"Save scumming"—the practice of quickly reloading saves after an undesired result in a video game—brings out some really weird opinions on Al Gore's internet. Yes, it's usually not how a game is "intended" to be played, but it's a feature that only exists in single-player games where players are free to dictate how they spend their time without hurting anyone else. It literally doesn't hurt anyone why do people have such weird opinions about it we don't need to have a hot take on everything oh my god.
But! Maybe I'm looking at this problem the wrong way. Maybe people have weird opinions about save scumming because save scumming is itself "weird." Players are used to "game over" screens or fail states that dump them back at the last checkpoint, but according to Mimimi Games head of design Moritz Wagner, plenty of players—players who even rely on save scumming in games—tend to think of it as "cheating." "They feel like they're doing something that's not intended by the game, because that's how it often is games," he said, noting that players may feel "cheap" even while willingly mashing the quicksave and quickload buttons.

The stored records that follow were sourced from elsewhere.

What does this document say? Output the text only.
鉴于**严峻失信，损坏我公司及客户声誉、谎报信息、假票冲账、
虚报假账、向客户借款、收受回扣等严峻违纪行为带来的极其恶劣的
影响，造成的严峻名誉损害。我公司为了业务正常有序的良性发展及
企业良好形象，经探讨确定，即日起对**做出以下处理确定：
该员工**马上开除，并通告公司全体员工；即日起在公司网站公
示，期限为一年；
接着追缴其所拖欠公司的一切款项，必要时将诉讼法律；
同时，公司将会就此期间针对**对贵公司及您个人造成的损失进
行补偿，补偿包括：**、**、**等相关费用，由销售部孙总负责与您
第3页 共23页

Wagner's speaking from experience. He's been with Mimimi Games his entire professional career and was there when the studio broke big with 2016's Shadow Tactics: Blades of the Shogun. The stealth-strategy smash hit took inspiration from the classic Commandos series, and from the beginning, Mimimi wanted players to feel as free to experiment as possible. Save-scumming was meant to be an "integral part of the game," he said. He remembered bombarding people with tutorials to try and make the act of quicksaving and quickloading feel as natural as possible—but try as they might, it didn't always stick.